Could you give some examples of how these customers actually use your software?
There are simple uses cases, like a client who uses the platform to provide a 360-degree view of their customer base. And then there are more complex usages. For instance, HPCC Systems is used for supply chain management, marketing metrics and KPOs, or to support analytic recommendation systems, market analytics, predictive systems, and more.
Where do you feel big data is headed? Where do you see it in, for instance, five years?
That’s a question that requires a long answer, but I’ll try to condense it. Big data is positioned as reaching its peak in the next two to five years. So I think that in five years, you will see big data as a well-established need across many different companies, potentially the majority of them. This can be because of the amount of internal data they generate, or because of the amount of external data that they need to ingest like social media feeds. I think you should expect to see big data as just another IT task in the market.
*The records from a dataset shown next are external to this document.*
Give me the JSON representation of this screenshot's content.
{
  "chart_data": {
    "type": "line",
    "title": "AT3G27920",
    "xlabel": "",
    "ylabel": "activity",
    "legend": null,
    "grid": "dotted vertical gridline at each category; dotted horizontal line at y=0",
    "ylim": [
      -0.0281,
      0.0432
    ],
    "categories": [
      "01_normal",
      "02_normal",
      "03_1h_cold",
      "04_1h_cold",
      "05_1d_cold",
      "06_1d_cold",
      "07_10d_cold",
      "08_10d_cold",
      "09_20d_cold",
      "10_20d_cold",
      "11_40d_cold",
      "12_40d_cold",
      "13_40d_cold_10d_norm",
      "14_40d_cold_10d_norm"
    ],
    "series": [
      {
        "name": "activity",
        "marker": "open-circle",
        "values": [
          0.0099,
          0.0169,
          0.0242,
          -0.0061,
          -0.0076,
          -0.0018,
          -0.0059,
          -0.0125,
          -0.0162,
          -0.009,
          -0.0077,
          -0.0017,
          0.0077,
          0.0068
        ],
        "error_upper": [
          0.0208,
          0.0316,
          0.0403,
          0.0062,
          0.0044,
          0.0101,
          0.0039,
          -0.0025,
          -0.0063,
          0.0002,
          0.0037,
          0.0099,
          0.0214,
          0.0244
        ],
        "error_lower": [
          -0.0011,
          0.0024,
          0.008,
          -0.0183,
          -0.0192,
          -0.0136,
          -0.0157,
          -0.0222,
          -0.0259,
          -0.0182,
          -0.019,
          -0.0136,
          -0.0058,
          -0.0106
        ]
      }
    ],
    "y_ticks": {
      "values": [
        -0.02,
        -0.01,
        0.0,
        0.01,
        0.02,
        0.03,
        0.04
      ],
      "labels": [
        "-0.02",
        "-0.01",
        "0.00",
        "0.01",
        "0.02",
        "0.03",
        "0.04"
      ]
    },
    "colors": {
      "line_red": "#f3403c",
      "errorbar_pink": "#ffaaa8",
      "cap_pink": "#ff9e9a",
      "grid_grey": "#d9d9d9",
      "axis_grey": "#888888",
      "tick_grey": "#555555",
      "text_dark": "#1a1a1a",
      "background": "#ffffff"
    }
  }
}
Although maybe it won’t be IT who will take big data under its wing.
Companies in two to five years will understand the need for big data, the limitations, and the true cost – the value equation for big data. Today, the whole thing is hyped, but in the next few years, we’ll see it mature and be included as a standard business requirement.
Who are the most interesting people or companies in your market right now and why?
I tend to relate more to people, or even topics and targets in the market, than companies, because you never know what a company going to be doing two or three years from now. I would say that some of the key trends I’m seeing in the market are in predictive analytics. This started over a decade ago, but now it’s consolidating big data sources as well. In general, I’m keeping my eye on platform services and all the applications and solutions that are coming out in the analytical field as vendors are continuing to tackle big data.